The content[_type in $allowedTypes] filter removes blocks that don't match. The select then projects only the fields those two types need. Result: 19 kB instead of 52 kB.

When to use this pattern

I apply conditional projections when:

  1. A page or component has a union array (multiple block types), but only renders a subset per route.
  2. The unused blocks have heavy nested references (image assets, author documents, related posts).
  3. The route is high-traffic and edge-cached, so every byte counts toward TTFB and LCP.

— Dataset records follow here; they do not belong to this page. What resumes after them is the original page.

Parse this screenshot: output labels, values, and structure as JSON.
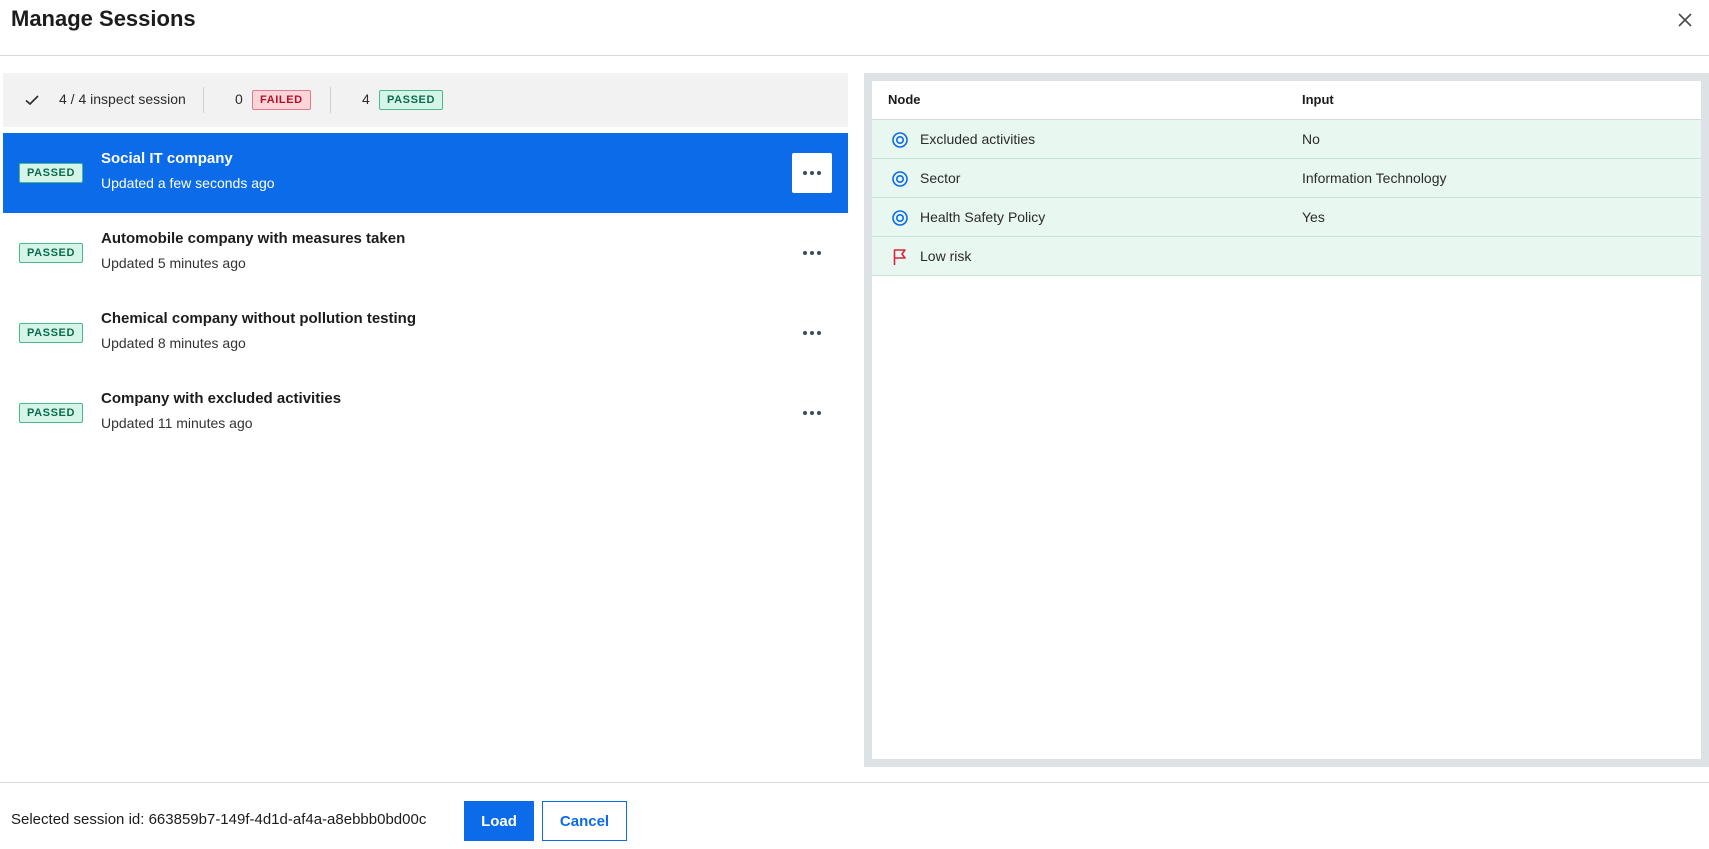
{
  "dialog": {
    "title": "Manage Sessions"
  },
  "summary": {
    "inspect_text": "4 / 4 inspect session",
    "failed_count": "0",
    "failed_label": "FAILED",
    "passed_count": "4",
    "passed_label": "PASSED"
  },
  "sessions": [
    {
      "status": "PASSED",
      "name": "Social IT company",
      "updated": "Updated a few seconds ago",
      "selected": true
    },
    {
      "status": "PASSED",
      "name": "Automobile company with measures taken",
      "updated": "Updated 5 minutes ago",
      "selected": false
    },
    {
      "status": "PASSED",
      "name": "Chemical company without pollution testing",
      "updated": "Updated 8 minutes ago",
      "selected": false
    },
    {
      "status": "PASSED",
      "name": "Company with excluded activities",
      "updated": "Updated 11 minutes ago",
      "selected": false
    }
  ],
  "table": {
    "col_node": "Node",
    "col_input": "Input",
    "rows": [
      {
        "icon": "target-icon",
        "node": "Excluded activities",
        "input": "No"
      },
      {
        "icon": "target-icon",
        "node": "Sector",
        "input": "Information Technology"
      },
      {
        "icon": "target-icon",
        "node": "Health Safety Policy",
        "input": "Yes"
      },
      {
        "icon": "flag-icon",
        "node": "Low risk",
        "input": ""
      }
    ]
  },
  "footer": {
    "selected_label": "Selected session id: 663859b7-149f-4d1d-af4a-a8ebbb0bd00c",
    "load_label": "Load",
    "cancel_label": "Cancel"
  },
  "colors": {
    "accent": "#0b6be8",
    "passed_bg": "#d6f5e9",
    "failed_bg": "#fbd6d9",
    "row_bg": "#e8f7f0",
    "flag": "#d7263d"
  }
}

I skip it when the content array is small (under 10 kB) or the page uses all block types anyway. The added GROQ complexity isn't worth it for marginal gains.

Gotchas

TypeScript shape drift. If you project { headline, image } but your component expects { headline, image, subheading }, TypeScript won't catch it unless you generate types from the query. I use Sanity TypeGen for this, running sanity typegen generate after every schema change.

Image metadata loss. Projecting image.asset->url gives you a string, not an object. If you need lqip or dimensions, expand the projection: image { "url": asset->url, "lqip": asset->metadata.lqip }.

Reference depth. select works inside nested arrays, but if you have testimonials[]->{ author->{ bio, avatar } }, you're still fetching bio and avatar for every testimonial. Use another select inside the reference: testimonials[]->select(defined(featured) => { quote, author }, { quote }).

Benchmarks

Before conditional projections, my client's /solutions page fetched 52 kB of JSON in 280 ms (Singapore edge, warm cache). After:

  • Payload: 19 kB (63% reduction)
  • TTFB: 100 ms
  • LCP improved from 1.8s to 1.2s on 3G

The pattern composes. On a case-study index page with 30 items, I conditionally project { title, slug, excerpt } and skip the full portable text body. That alone cut 140 kB.

I now default to conditional projections for any union array with more than three block types. The GROQ gets longer, but the runtime payload and edge cache hit rate improve enough to justify it.